2. NH MDs sometimes hire APNs to make NH rounds. Did some time with an NP who did this and set her own hours and loved it.

3. Occ health depts of large companies frequently hire APNs so that they don't necessarily have an MD onsite.

4. Contact your state's APN organization too for some more clues and leads.

Good luck - some markets are tighter than others.

Someone please tell me why it is so difficult to find an open NP position anywhere!!!! It's almost as if providers around here don't want NP's in their facilities!

Does anybody have any pointers on how to initiate some interest in NP's around here?

It seems that the concept of midlevels is just catching on in certain parts of the country. There are quite a few midlevels where I live, but a NP friend of mine told me that it was impossible to find any NP positions 8 years ago. A doctor told me that he couldn't believe how much more money he was able to generate, just by having a NP working with him. He can charge the "doctor rate" for her and he can double the volume of patients he sees. I don't entirely agree with that (the billing issue), b/c I think we tend to get abused, just so we can generate more $$ for a doctor. In TX, doctors can supervise up to 3 fulltime midlevels (or their part-time equivalent). A few years ago, they could supervise up to FIVE fulltime midlevels. I read the BOM website from time to time and I've seen quite a few doctors get into trouble for not supervising their midlevels appropriately. At that time, the board usually won't let them supervise any midlevels and you know that hits them where it hurts!

I read an article in the paper yesterday (it was also posted on Yahoo) and apparently less than 2% of 4 year medical students in the U.S. are planning on going into primary care. However, the majority of foreign doctors are going into primary care. There is supposed to be a large "primary care crisis" in the near future. Unfortunately, the article didn't mention NP's filling the void. That's amazing to me, b/c the whole concept behind NP's is that we are supposed to be filling that void!

Specializes in ICU, OR.
I read an article in the paper yesterday (it was also posted on Yahoo) and apparently less than 2% of 4 year medical students in the U.S. are planning on going into primary care. However, the majority of foreign doctors are going into primary care. There is supposed to be a large "primary care crisis" in the near future. Unfortunately, the article didn't mention NP's filling the void. That's amazing to me, b/c the whole concept behind NP's is that we are supposed to be filling that void!
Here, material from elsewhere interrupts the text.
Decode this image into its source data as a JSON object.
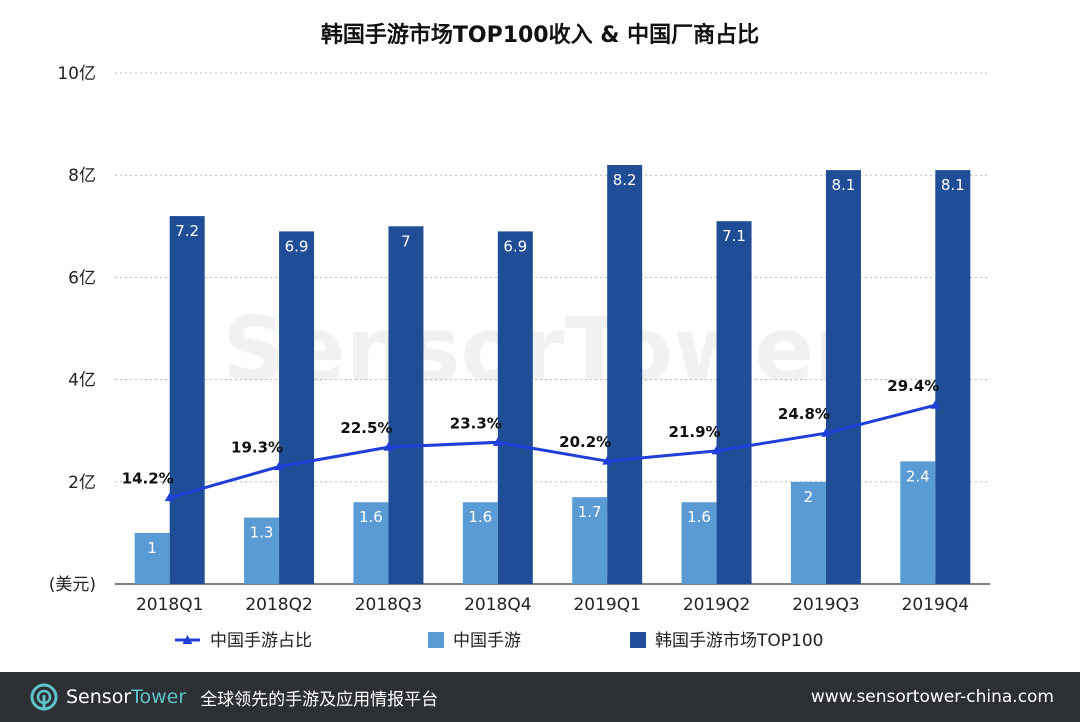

I read that article too... and that is partly why I figure becoming a Family NP is a good idea. I really think there will be a need in the future between the lack of MDs in family practice, and health care changes.

I read that article too... and that is partly why I figure becoming a Family NP is a good idea. I really think there will be a need in the future between the lack of MDs in family practice, and health care changes.

A couple of issue here. The US has traditionally filled these spots with FMGs (physicians from foreign countries with medical degrees from foreign countries) and IMGs (US citizens with medical degrees from foreign countries). In addition many Osteopaths take Allopathic residency slots (many in primary care). In the last few years the number of Allopathic and Osteopathic medical students has increase by around 10%. Residency slots are capped by law. Therefore when this group start entering residency (cresting in about 8 years) the following affects are expected:

1. More allopathic slots taken up by allopaths forcing out IMGs, FMGs, and DOs.

2. More allopaths competing for and not getting desireable residencies and being forced to settle for primary care residencies.

All of this should put more US primary care physicians in the pipeline, but it won't solve the two problems with primary care.

1. there is no overall shortage just local shortages and local surpluses.

2. There is no good way to make decent (from a physician standpoint) money in primary care.

Most of these areas apply to NPs also. Its hard to make good money, most of the shortages are in areas where people don't want to live (for whatever reason).

Until Medicare changes number 2 (which means a fundamental shift away from procedure based medicine) then number 1 won't be addressed.